Alleged Montreal 'neo-Nazi' recruiter goes on trial for hate propaganda
CBC
The trial begins Monday for an alleged neo-Nazi who is said to have authored articles in far-right publications and other online forums under the pseudonym "Charles Zeiger" while recruiting like-minded people from his home base in Montreal.
Five days have been set aside for the Quebec court proceedings against Gabriel Sohier-Chaput, 35, who faces a single count of wilfully promoting hate propaganda. If he is found guilty, the crime is punishable by a maximum of two years in prison.
Sohier-Chaput is said to have published articles in the far-right publication the Daily Stormer and posts in forums like the now-defunct Iron March. Both platforms regularly used racist, sexist and homophobic slurs, and promoted conspiracy theories, along with coverage of what they called the "Race War" and the "Jewish Problem."
Researchers of the far-right said the Daily Stormer and Iron March were targeting a young male audience across Canada and the United States, using memes, images, inside jokes and culture to disseminate their ideology.
This separated them from other Quebec-based extremist groups like La Meute or Storm Alliance, which typically have appealed to francophone nationalists over the age of 40.
Sohier-Chaput was named in a series of articles by the Montreal Gazette in 2018 which allege he participated in neo-Nazi recruitment in Montreal and that he went to the Unite the Right rally in Charlottesville, Va., in August 2017.
The rally gathered neo-fascists, white supremacists, Klansmen and others, and a right-wing extremist deliberately drove into a crowd and killed 32-year-old counter-protester Heather Heyer.

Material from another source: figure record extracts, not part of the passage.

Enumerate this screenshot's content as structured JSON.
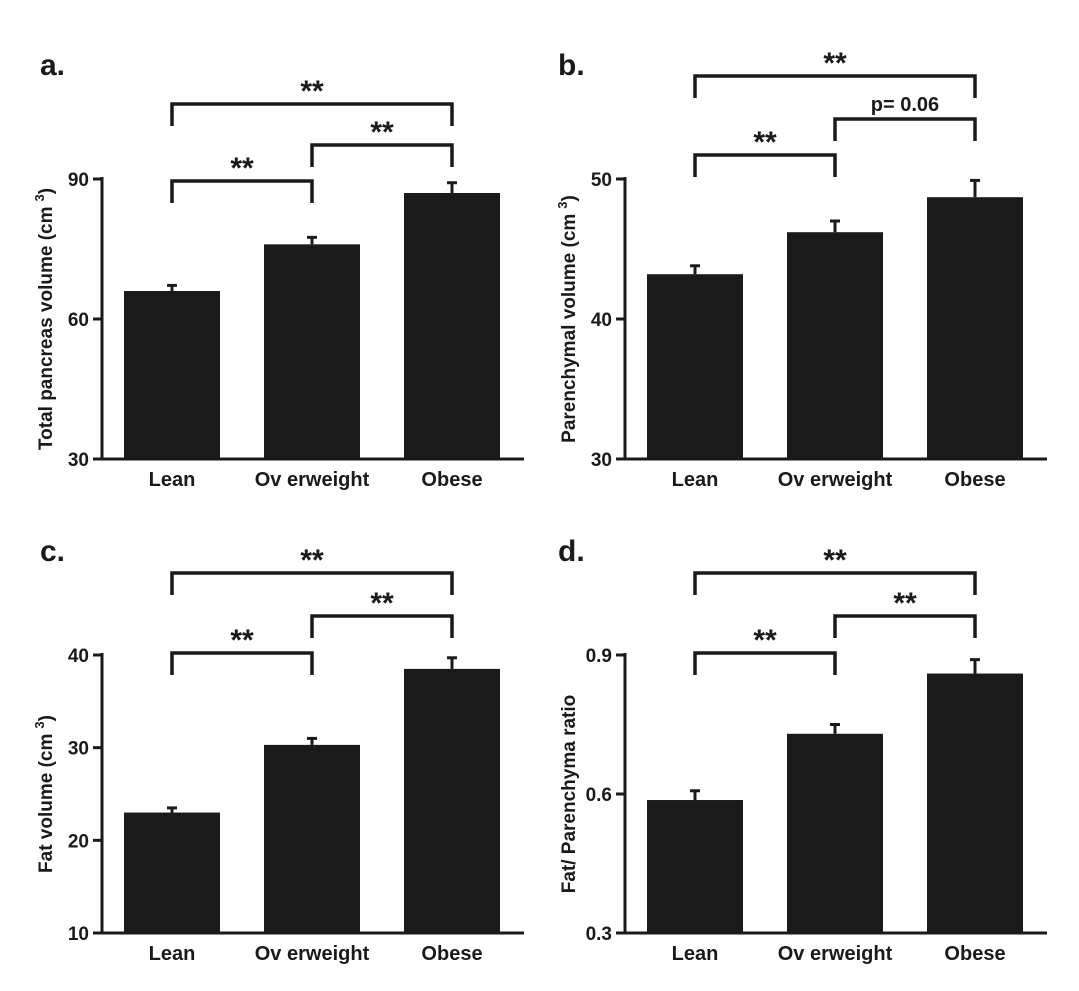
{
  "chart_data": [
    {
      "panel_label": "a.",
      "type": "bar",
      "categories": [
        "Lean",
        "Ov erweight",
        "Obese"
      ],
      "values": [
        66,
        76,
        87
      ],
      "errors": [
        1.2,
        1.5,
        2.2
      ],
      "ylabel_main": "Total pancreas volume (cm",
      "ylabel_sup": "3",
      "ylabel_end": ")",
      "ylim": [
        30,
        90
      ],
      "yticks": [
        30,
        60,
        90
      ],
      "grid": false,
      "legend": "none",
      "annotations": [
        {
          "from": 0,
          "to": 1,
          "level": 1,
          "text": "**"
        },
        {
          "from": 1,
          "to": 2,
          "level": 2,
          "text": "**"
        },
        {
          "from": 0,
          "to": 2,
          "level": 3,
          "text": "**"
        }
      ]
    },
    {
      "panel_label": "b.",
      "type": "bar",
      "categories": [
        "Lean",
        "Ov erweight",
        "Obese"
      ],
      "values": [
        43.2,
        46.2,
        48.7
      ],
      "errors": [
        0.6,
        0.8,
        1.2
      ],
      "ylabel_main": "Parenchymal volume (cm",
      "ylabel_sup": "3",
      "ylabel_end": ")",
      "ylim": [
        30,
        50
      ],
      "yticks": [
        30,
        40,
        50
      ],
      "grid": false,
      "legend": "none",
      "annotations": [
        {
          "from": 0,
          "to": 1,
          "level": 1,
          "text": "**"
        },
        {
          "from": 1,
          "to": 2,
          "level": 2,
          "text": "p= 0.06"
        },
        {
          "from": 0,
          "to": 2,
          "level": 3,
          "text": "**"
        }
      ]
    },
    {
      "panel_label": "c.",
      "type": "bar",
      "categories": [
        "Lean",
        "Ov erweight",
        "Obese"
      ],
      "values": [
        23,
        30.3,
        38.5
      ],
      "errors": [
        0.5,
        0.7,
        1.2
      ],
      "ylabel_main": "Fat volume (cm",
      "ylabel_sup": "3",
      "ylabel_end": ")",
      "ylim": [
        10,
        40
      ],
      "yticks": [
        10,
        20,
        30,
        40
      ],
      "grid": false,
      "legend": "none",
      "annotations": [
        {
          "from": 0,
          "to": 1,
          "level": 1,
          "text": "**"
        },
        {
          "from": 1,
          "to": 2,
          "level": 2,
          "text": "**"
        },
        {
          "from": 0,
          "to": 2,
          "level": 3,
          "text": "**"
        }
      ]
    },
    {
      "panel_label": "d.",
      "type": "bar",
      "categories": [
        "Lean",
        "Ov erweight",
        "Obese"
      ],
      "values": [
        0.587,
        0.73,
        0.86
      ],
      "errors": [
        0.02,
        0.02,
        0.03
      ],
      "ylabel_main": "Fat/ Parenchyma ratio",
      "ylabel_sup": "",
      "ylabel_end": "",
      "ylim": [
        0.3,
        0.9
      ],
      "yticks": [
        "0.3",
        "0.6",
        "0.9"
      ],
      "grid": false,
      "legend": "none",
      "annotations": [
        {
          "from": 0,
          "to": 1,
          "level": 1,
          "text": "**"
        },
        {
          "from": 1,
          "to": 2,
          "level": 2,
          "text": "**"
        },
        {
          "from": 0,
          "to": 2,
          "level": 3,
          "text": "**"
        }
      ]
    }
  ]
}
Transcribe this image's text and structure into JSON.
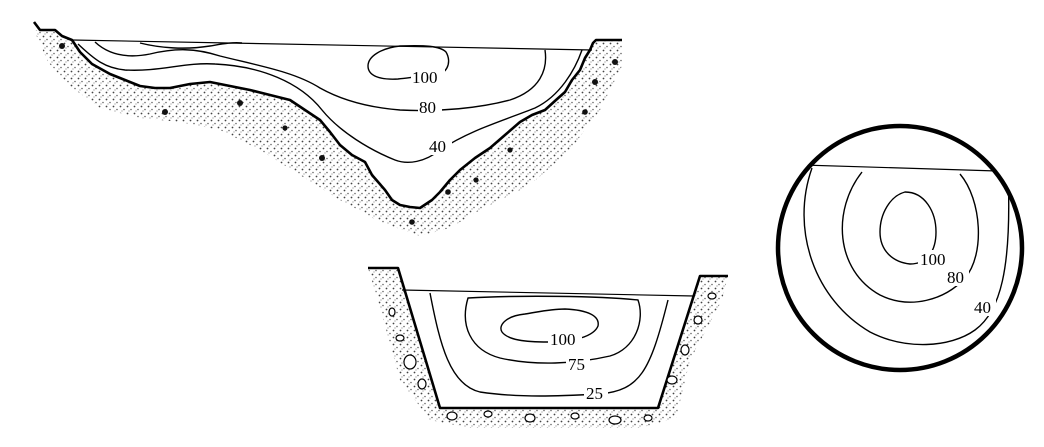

The Gazette investigation also says Sohier-Chaput was responsible for the digitization of a 1980s manifesto named SIEGE, which called for the creation of a white ethno-state through violence.
Following the publication of those articles, B'nai Brith Canada filed a complaint against Sohier-Chaput with the Montreal police.
An arrest warrant was issued in November 2018, but by then, Sohier-Chaput was no longer in Montreal. He made his first appearance before a judge two years later, in November 2020.
"There can be no place for white supremacy or hatred of any kind in today's Canada," Michael Mostyn, CEO of B'nai Brith Canada, said in a statement in the lead-up to this week's trial.
Convictions for the willful spread of hateful propaganda are rare in Canada. Section 319 (2), the relevant section of the Criminal Code defines hateful propaganda as speech that calls people's humanity into question.
The challenge is proving that intent beyond a reasonable doubt.
When someone lays a complaint alleging hate speech, police must decide whether a hate crime took place. They then send the file to a Crown prosecutor who decides whether there's proof of hateful intentions. If the Crown decides what the police provided doesn't prove hateful intent, charges are not pressed.